Paris Métro (subway/tube) System, Trains and Buses
RAPT operates the métro subway/tube system, trains and buses. There are also plenty of taxis however, taxis in France are normal looking cars with a taxi sign on top. So if you see a black or yellow cab, hail it, he or she might be seriously lost..
Paris Public Transport Visitor Passes and Tickets
The Paris public transport ticketing is well integrated and you can buy a number of different ticketing options across a range of transportation services. The big exception is the RER Trains.
1, 2, 3 or 5 Day Paris Visitor Passes
If you are likely to use a lot of public transport, you should consider buying a visitor pass. You can get 1, 2, 3 or 5 day passes. They cover all types of official public transport in the main locations you might want to go to.
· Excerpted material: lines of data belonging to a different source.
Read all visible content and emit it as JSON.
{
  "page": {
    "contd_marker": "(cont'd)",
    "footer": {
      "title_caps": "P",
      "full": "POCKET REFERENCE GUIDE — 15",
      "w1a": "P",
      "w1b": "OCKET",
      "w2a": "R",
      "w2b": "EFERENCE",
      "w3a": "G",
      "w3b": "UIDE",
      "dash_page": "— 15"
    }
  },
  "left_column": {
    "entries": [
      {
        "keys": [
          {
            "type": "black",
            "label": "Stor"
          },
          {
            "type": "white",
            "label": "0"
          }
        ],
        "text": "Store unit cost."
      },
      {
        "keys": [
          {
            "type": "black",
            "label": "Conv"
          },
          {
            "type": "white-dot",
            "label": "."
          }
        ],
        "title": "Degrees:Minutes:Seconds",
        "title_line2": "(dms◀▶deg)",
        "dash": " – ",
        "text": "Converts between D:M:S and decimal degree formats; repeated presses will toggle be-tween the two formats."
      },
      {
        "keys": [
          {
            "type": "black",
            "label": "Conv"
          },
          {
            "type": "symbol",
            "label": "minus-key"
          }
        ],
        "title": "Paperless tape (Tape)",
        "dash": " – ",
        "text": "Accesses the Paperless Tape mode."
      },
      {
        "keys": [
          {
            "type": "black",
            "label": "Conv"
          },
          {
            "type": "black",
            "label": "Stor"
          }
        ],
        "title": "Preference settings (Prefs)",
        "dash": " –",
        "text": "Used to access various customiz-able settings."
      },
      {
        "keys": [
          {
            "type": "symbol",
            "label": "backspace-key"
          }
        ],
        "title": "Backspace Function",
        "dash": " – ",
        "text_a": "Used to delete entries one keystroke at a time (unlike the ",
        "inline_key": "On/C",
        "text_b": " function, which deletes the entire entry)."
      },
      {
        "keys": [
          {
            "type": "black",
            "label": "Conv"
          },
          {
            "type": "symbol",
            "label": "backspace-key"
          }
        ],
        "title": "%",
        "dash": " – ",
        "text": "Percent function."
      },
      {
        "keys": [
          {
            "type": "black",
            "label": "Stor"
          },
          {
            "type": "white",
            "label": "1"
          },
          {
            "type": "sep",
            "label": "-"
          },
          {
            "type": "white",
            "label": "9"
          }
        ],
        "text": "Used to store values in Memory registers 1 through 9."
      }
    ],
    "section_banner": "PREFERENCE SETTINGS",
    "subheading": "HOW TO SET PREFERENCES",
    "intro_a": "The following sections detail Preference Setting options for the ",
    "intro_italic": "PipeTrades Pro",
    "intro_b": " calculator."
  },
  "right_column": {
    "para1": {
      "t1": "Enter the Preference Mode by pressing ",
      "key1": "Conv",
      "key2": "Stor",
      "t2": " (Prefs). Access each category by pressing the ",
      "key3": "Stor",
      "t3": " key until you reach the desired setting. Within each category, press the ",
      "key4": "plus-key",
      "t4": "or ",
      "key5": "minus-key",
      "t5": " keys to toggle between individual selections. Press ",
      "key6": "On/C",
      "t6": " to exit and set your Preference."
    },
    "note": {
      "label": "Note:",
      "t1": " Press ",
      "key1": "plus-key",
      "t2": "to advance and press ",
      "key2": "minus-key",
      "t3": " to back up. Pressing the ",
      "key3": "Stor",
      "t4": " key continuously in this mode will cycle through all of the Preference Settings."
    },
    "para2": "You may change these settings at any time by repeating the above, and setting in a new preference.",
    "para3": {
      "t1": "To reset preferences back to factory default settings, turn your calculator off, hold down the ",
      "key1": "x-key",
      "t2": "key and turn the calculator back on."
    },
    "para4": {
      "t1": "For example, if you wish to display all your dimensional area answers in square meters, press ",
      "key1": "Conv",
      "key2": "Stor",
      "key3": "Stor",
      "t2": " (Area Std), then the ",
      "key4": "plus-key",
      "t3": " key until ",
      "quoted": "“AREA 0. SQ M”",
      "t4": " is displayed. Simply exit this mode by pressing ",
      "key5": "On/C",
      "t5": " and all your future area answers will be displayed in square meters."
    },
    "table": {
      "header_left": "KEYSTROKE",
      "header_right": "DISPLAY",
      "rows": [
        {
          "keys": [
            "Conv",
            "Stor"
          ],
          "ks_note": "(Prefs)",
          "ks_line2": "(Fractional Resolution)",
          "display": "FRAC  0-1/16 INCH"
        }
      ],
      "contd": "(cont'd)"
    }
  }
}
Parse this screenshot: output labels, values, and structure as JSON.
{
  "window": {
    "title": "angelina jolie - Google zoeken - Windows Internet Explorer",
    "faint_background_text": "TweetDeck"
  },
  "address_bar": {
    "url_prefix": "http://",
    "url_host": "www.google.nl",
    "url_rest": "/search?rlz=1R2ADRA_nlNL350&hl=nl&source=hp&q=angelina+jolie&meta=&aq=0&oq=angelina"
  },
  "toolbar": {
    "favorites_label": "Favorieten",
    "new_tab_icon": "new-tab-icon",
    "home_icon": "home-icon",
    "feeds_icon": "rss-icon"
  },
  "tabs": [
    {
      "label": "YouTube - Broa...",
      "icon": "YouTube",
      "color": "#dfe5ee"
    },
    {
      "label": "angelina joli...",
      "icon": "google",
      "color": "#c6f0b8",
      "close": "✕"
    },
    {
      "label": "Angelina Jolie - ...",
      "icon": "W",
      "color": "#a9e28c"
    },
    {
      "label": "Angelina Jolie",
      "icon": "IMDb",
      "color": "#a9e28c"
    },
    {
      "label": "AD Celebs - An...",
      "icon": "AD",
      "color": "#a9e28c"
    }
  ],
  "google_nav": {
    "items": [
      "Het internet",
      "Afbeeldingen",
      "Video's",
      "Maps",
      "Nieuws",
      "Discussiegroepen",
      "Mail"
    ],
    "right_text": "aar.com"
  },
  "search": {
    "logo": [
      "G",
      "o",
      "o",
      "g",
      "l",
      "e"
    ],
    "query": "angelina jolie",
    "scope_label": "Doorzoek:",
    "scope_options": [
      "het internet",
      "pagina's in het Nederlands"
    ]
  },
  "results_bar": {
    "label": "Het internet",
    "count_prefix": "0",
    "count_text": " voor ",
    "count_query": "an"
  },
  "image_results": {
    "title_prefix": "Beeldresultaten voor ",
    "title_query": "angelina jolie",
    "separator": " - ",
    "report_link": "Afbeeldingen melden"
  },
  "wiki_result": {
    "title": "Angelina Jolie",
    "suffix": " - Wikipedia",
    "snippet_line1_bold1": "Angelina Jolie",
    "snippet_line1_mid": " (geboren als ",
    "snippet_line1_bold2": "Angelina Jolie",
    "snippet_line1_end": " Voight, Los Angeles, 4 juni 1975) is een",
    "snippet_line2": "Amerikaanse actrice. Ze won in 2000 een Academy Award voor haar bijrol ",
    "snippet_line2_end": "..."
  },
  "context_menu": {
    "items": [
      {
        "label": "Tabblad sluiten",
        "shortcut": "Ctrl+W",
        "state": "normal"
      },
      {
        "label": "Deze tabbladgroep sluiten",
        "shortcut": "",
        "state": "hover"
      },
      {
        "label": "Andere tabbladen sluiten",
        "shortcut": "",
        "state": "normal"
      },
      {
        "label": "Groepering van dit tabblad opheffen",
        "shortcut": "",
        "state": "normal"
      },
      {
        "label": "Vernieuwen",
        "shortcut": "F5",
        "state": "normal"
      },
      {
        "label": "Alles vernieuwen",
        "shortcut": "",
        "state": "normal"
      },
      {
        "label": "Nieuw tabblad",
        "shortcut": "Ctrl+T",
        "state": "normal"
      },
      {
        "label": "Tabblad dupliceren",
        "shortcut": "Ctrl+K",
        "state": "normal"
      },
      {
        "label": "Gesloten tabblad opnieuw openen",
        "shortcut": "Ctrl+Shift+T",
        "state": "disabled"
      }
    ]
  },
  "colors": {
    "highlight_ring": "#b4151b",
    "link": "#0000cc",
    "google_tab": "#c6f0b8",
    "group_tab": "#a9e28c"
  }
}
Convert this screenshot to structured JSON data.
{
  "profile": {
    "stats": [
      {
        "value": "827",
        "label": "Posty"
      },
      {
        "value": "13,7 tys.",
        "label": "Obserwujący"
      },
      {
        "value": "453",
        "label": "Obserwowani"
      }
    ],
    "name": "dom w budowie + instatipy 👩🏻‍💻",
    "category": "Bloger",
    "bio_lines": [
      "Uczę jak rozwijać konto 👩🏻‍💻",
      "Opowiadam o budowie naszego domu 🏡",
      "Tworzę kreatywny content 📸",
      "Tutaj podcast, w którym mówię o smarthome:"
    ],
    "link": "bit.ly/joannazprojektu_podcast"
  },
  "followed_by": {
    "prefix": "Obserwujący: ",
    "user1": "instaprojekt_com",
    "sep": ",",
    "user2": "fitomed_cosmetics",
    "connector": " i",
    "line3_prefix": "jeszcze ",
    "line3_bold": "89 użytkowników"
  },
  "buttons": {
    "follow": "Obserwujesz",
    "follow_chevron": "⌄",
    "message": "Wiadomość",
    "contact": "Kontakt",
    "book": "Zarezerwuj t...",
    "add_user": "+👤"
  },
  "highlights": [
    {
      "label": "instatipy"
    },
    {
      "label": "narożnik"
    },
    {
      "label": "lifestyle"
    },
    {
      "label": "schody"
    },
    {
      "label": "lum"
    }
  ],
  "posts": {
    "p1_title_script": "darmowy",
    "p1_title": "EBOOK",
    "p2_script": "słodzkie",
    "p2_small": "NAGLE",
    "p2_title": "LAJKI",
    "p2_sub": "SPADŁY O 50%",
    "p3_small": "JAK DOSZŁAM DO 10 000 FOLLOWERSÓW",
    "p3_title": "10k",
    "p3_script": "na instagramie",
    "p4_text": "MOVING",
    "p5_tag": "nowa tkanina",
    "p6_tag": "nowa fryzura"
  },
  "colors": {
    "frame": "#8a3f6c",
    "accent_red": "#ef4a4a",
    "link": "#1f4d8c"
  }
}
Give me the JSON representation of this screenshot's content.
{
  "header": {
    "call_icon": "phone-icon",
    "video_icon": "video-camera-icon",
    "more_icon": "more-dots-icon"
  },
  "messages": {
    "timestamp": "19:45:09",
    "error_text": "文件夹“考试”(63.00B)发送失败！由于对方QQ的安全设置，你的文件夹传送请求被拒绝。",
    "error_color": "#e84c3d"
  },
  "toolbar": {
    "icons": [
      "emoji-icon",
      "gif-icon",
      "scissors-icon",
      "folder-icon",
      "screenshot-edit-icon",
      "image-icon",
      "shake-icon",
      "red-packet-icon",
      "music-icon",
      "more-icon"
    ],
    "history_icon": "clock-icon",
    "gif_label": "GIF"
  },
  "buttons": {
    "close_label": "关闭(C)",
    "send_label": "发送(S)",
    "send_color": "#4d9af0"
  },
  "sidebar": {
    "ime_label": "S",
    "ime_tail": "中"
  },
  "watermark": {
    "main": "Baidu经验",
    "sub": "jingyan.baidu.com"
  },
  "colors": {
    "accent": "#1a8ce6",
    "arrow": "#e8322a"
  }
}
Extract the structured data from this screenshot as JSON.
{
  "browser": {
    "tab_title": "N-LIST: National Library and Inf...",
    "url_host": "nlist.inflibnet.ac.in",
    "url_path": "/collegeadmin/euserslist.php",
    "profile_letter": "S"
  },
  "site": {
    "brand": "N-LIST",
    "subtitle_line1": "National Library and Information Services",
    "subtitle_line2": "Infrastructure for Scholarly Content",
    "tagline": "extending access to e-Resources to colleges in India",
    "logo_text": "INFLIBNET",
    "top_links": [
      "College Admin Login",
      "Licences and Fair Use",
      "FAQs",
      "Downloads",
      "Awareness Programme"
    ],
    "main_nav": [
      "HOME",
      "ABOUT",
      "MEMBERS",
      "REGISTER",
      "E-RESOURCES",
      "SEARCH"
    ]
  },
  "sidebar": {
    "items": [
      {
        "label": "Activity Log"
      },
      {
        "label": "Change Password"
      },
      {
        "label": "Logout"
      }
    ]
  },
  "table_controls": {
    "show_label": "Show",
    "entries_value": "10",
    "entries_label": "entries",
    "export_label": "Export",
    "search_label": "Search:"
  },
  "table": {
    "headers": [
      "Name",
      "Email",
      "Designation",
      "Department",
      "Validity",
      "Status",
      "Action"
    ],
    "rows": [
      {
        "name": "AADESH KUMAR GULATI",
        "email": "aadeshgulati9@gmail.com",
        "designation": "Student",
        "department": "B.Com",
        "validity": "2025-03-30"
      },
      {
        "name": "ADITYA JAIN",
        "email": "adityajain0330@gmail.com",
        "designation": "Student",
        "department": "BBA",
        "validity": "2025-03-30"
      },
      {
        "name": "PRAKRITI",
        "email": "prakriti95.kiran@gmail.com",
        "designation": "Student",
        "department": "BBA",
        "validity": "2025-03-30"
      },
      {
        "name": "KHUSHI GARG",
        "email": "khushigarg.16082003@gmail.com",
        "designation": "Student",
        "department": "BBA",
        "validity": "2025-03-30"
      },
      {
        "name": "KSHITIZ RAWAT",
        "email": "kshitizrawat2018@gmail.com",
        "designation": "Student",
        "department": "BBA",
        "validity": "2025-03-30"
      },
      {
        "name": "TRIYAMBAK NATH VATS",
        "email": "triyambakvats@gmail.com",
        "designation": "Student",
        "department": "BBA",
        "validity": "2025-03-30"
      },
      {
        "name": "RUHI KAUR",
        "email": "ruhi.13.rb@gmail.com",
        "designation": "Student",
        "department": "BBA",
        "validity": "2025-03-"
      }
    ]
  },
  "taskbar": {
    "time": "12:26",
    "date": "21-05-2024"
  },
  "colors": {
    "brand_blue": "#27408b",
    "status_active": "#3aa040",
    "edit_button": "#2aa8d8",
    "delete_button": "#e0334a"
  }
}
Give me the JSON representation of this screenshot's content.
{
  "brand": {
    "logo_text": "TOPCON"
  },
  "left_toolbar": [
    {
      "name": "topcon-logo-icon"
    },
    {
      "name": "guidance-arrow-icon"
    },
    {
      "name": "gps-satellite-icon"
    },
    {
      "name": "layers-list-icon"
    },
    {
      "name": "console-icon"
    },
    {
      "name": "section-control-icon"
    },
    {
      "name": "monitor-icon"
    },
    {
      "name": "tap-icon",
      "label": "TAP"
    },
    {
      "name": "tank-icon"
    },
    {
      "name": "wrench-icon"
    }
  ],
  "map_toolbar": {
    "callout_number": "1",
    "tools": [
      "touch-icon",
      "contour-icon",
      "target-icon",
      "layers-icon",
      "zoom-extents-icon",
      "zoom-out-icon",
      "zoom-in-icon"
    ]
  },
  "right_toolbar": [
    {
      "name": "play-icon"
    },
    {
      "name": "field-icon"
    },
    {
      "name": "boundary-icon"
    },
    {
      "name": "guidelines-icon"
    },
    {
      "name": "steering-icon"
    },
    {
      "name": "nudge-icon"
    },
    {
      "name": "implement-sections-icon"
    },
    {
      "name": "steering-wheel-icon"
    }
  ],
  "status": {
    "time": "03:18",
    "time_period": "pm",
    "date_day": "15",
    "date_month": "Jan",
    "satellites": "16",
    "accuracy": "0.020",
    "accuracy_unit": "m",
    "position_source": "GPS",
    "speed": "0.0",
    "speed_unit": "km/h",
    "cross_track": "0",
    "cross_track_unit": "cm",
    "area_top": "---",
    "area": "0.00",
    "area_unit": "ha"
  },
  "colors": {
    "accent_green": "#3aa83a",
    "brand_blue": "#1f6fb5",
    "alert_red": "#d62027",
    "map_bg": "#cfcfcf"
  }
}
You get to choose how far you want to go and pay accordingly.
Paris Metro Map
The Paris Métro System is modern and usually fast and efficient. It has to be as the Paris Metro is the second busiest in Europe. If you want busier go to Moscow. You could visit all 300 odd Paris Métro stations within a day or two but there are probably better ways to spend your time in Paris. If you did though, you might notice how similar the Art Nouveau architecture looks as you traveled about and then you might think, I've seen this before, and then you might get off the train.
You would have probably visited Les Halles before you got off the train as, with 5 Métro lines and three RER commuter rail lines, Les Halles is the world's largest underground station.
Similarly to most cities, the Metro Lines are identified on maps by number and colour, they are not drawn to scale but to assist you get from A to B. The direction the trains go is indicated by the destination terminus.